5 Practical Employment Tips You Need to Know for 2024

Fenwick & West LLP

2023 was a seismic year for the employment landscape, with changes to state and federal laws that touch on hiring, firing, and just about everything in between. Members of Fenwick’s employment group recently walked through the year’s biggest changes, highlighting trends and providing practical guidance on how to navigate these changes. 

Here are some of the key action items:

  1. Check your California leave policies. California employers should review and update policies and employee handbooks to reflect expanded employee leave opportunities. The state has increased the accrual rate of paid sick leave and now allows more hours to roll over from year to year. The state also created a new type of unpaid leave for individuals experiencing reproductive loss.
  1. Mind the independent contractor and joint-employer shakeups. Review your independent contractor arrangements and designations. The U.S. Department of Labor has finalized a new rule that will make it more difficult to classify service providers as independent contractors under federal law. In addition, the U.S. National Labor Relations Board has broadened the definition of a joint employer, which could potentially result in liability for unfair labor practices by a co-employer—even if it is a temp or staffing agency.
  1. Refine arbitration agreements. California employers should review and refine arbitration agreements based on developments brewing for the past few years, including on the heels of a state supreme court decision that held employees can arbitrate individual claims under the state’s Private Attorneys General Act (PAGA) without losing standing to act as the lead plaintiff in a pending state court PAGA action.
  1. Revisit noncompete clauses. Many states are taking aim at noncompete clauses, and while a bid to outlaw them in New York recently hit a dead end on the governor’s desk, it’s likely to be tweaked and revived. Closely monitor state law developments regarding noncompete clauses in jurisdictions where your employees are located. Consider eliminating such clauses from your employment agreements and instead replacing them with restrictive covenants that focus on protecting confidential info, trade secrets, and customer relationships. In any event, a potential nationwide ban on noncompete clauses is still brewing at the Federal Trade Commission.
  1. Be smart about AI. Artificial intelligence can be a powerful tool, but it can also create risks when it comes to hiring, promotion, and compensation. Ensure tools used to screen job applicants are not screening out members of protected classes and are compliant with applicable state laws. For example, tools that screen out applicants with employment gaps could inadvertently discriminate against people who were unable to work due to a disability.
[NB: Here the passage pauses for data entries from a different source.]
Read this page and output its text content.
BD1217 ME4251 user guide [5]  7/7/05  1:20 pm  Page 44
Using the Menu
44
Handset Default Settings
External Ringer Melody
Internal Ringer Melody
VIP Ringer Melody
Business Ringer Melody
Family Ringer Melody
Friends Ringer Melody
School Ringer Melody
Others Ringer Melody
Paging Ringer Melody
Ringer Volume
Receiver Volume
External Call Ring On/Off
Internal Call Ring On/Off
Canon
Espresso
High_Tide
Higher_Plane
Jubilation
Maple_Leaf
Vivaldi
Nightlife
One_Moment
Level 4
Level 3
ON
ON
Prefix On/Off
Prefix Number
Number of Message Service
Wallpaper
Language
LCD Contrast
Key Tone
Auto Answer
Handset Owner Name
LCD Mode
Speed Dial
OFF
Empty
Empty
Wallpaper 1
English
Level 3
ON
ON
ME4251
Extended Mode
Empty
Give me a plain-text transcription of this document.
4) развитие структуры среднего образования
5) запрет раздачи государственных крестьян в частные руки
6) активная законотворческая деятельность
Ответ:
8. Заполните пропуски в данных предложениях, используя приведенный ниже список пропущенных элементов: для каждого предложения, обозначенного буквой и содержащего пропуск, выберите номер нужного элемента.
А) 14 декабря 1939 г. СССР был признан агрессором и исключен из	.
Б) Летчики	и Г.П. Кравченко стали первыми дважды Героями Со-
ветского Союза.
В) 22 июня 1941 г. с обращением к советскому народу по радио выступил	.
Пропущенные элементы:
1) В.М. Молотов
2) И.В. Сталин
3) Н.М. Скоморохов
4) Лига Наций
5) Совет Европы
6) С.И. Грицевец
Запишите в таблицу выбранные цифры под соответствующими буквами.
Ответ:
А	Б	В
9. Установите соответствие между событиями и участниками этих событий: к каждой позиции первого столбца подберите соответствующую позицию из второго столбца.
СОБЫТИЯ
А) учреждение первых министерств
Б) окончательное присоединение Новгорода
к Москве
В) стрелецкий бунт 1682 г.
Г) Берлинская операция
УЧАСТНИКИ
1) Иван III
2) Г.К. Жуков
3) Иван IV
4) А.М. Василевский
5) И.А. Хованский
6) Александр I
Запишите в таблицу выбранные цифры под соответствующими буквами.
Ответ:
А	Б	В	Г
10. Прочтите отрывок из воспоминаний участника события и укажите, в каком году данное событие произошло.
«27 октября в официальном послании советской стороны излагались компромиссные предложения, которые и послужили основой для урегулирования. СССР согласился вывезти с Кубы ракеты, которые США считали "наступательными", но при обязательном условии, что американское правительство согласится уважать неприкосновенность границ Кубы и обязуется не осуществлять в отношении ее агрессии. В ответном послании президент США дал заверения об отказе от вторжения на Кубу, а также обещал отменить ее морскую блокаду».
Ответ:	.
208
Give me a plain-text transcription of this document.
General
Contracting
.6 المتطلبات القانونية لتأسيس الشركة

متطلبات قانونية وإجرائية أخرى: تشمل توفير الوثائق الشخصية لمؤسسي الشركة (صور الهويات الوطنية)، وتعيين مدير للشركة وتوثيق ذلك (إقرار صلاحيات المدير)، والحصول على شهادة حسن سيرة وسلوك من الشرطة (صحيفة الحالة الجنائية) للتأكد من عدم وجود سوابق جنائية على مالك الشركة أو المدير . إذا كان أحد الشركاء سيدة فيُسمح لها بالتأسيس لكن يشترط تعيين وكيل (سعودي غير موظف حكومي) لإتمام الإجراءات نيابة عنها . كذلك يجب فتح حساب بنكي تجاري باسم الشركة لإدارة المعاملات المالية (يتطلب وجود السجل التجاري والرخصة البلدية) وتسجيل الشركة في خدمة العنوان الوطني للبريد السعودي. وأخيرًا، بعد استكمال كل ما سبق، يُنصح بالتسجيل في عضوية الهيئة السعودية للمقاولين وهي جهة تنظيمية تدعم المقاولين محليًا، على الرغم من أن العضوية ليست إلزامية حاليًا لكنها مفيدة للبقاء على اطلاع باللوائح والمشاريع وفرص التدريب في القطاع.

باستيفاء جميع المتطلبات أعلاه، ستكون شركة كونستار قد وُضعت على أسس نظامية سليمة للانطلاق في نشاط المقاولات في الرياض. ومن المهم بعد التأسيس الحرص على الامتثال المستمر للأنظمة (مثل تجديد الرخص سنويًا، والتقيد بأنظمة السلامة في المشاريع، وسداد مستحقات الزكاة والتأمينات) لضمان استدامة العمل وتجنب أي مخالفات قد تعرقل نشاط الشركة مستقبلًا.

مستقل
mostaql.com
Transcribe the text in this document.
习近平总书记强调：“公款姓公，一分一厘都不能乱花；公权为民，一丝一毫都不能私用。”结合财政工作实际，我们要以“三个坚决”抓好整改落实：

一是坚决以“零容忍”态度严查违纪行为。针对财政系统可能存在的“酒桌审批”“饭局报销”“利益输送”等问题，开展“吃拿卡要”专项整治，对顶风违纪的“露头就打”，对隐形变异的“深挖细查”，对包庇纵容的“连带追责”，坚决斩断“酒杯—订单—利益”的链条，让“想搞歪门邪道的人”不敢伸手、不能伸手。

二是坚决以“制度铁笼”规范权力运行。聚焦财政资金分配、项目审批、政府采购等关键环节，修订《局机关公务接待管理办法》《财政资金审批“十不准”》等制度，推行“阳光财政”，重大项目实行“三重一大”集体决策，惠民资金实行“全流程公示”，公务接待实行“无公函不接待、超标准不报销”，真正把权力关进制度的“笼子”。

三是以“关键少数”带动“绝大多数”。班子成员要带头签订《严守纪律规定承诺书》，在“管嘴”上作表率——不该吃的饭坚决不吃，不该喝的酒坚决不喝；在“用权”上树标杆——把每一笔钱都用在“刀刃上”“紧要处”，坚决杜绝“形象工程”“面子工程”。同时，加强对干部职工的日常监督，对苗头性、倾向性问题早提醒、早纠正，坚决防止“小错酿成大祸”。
Separately, AI tools can expose your confidential information or trade secrets. If your employees use generative AI tools, ensure that their inputs do not include confidential information that could land in a third party’s lap. Or, to the extent possible, negotiate service agreements with AI tool providers in such a way to ensure your information is protected and that you have recourse if there is a breach.

DISCLAIMER: Because of the generality of this update, the information provided herein may not be applicable in all situations and should not be acted upon without specific legal advice based on particular situations. Attorney Advertising.